Hannah Arendt nos enseñó que lo más terrible del nazismo es que sus atrocidades no las cometieron monstruos desalmados. Resulta tentador pensar así, concluir que aquellos soldados uniformados no eran humanos, sino bestias. Sí, eso rebaja el nivel de desazón. Pero no. Eran personas. Como usted y como yo. La mayoría no presentaba signos de enfermedad o psicopatía, y en su vida privada se comportaba como gente corriente: respetaba las normas sociales de conducta, amaba a sus hijos y su esposa, disfrutaba de una buena sobremesa, de la música, el teatro.

Si el infierno se materializó en Europa es porque no se hizo presentar como un averno. Llegó de puntillas, ataviado de normalidad. Si en 1933 los europeos hubieran sabido dónde iba a desembocar aquella suma agregada de acciones aparentemente triviales que más tarde nos llevó a las más hondas vergüenzas de nuestra especie, estas nunca habrían tenido lugar. Pero entre 1917 y 1939 quebraron dos tercios de las democracias continentales en un proceso que Mosse bautizó muy bien como la “brutalización de la política”. Aquel periodo de entreguerras estuvo protagonizado por un relativismo moral que promovió, disculpó o toleró acciones que de forma incremental escalaron hasta los límites superiores de la destrucción.

Arendt explicó el nazismo como un periodo en el que los alemanes suspendieron el diálogo con su conciencia interior. No es que fueran malas personas, pero, en tiempos de crisis y con el concurso necesario de unas élites corruptoras, las personas corrientes son capaces de desprenderse de sus viejas costumbres morales y adoptar otras nuevas, simplemente por observación e imitación de sus vecinos. Entonces se da un nuevo estatus de normalidad a lo que otrora pareció injustificable.

Los alemanes se sentían los perdedores del mundo posterior a la Gran Guerra. El tratado de Versalles se vivió como una humillación y el crash del 29 golpeó con dureza a los trabajadores. En ese contexto, es posible que el discurso de Hitler sonara radical, pero millones de alemanes entendieron que, más allá de la vehemencia, aquel hombre defendía sus intereses y decía las verdades que los otros partidos no se atrevían a decir. Después, la historia tomó una inercia vertiginosa, que concluirá con Adolf Eichmann declarando en Jerusalén que su papel en la “solución final” no era más que el de un mero funcionario, un burócrata que se encargaba de que los trenes de la muerte partieran con puntualidad.

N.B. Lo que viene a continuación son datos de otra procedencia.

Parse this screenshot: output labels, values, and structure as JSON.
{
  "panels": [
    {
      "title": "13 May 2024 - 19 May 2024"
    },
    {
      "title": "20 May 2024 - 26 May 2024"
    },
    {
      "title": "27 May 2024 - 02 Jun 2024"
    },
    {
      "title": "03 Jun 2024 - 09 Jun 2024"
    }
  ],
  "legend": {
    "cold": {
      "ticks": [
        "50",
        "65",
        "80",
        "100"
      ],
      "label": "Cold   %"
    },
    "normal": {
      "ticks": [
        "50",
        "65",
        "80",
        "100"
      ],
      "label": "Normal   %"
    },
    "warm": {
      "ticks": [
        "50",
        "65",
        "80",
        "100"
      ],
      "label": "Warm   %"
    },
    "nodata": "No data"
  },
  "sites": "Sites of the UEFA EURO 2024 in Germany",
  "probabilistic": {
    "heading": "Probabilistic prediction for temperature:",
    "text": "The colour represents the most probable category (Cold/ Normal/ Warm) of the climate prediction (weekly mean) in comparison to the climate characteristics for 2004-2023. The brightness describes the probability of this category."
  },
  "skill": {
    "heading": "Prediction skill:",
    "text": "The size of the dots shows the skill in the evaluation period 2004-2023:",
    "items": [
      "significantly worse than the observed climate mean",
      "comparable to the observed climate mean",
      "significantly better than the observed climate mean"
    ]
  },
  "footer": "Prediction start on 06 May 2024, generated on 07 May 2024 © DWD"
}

Ahora sabemos que el infierno sucedió, pero nos negamos a aceptar que pueda volver a ocurrir. Esta negación tiene que ver con la incapacidad para reconocer el mal cuando se tiene delante. Porque el mal es sibilino, taimado, banal. Hitler no llamó a la puerta de los alemanes presentándose como un genocida. Llamó presentándose como un seductor, como un contador de verdades, como un patriota.

A pesar de que Arendt hablaba del deber de no olvidar, hemos olvidado. Occidente vive un nuevo periodo de entreguerras de los países pacificados. Esto no quiere decir que la democracia esté a punto de sucumbir y el mundo vaya alumbrar un nuevo Hitler. Sin embargo, hemos suspendido el diálogo interior con nuestra conciencia, de tal modo que somos incapaces de reconocer el mal cuando llama a nuestra puerta. Lo ilustró muy bien, hace unos años, ese retrato actualizado de la banalidad del mal que es Breaking Bad.

Walter White era un brillante profesor de química que vivía con lo justo. Tenía un hijo adolescente con parálisis cerebral y su mujer estaba embarazada. Un día le diagnostican cáncer. Entonces decide introducirse en el negocio de la metanfetamina para poder costearse el tratamiento médico y almacenar el capital suficiente para que su familia pueda salir adelante en caso de que él muera. White iniciará una carrera delictiva meteórica, pero el espectador se descubrirá justificando su conducta durante demasiado tiempo, y solo abominará de él cuando ya sea demasiado tarde para salir de allí moralmente ileso.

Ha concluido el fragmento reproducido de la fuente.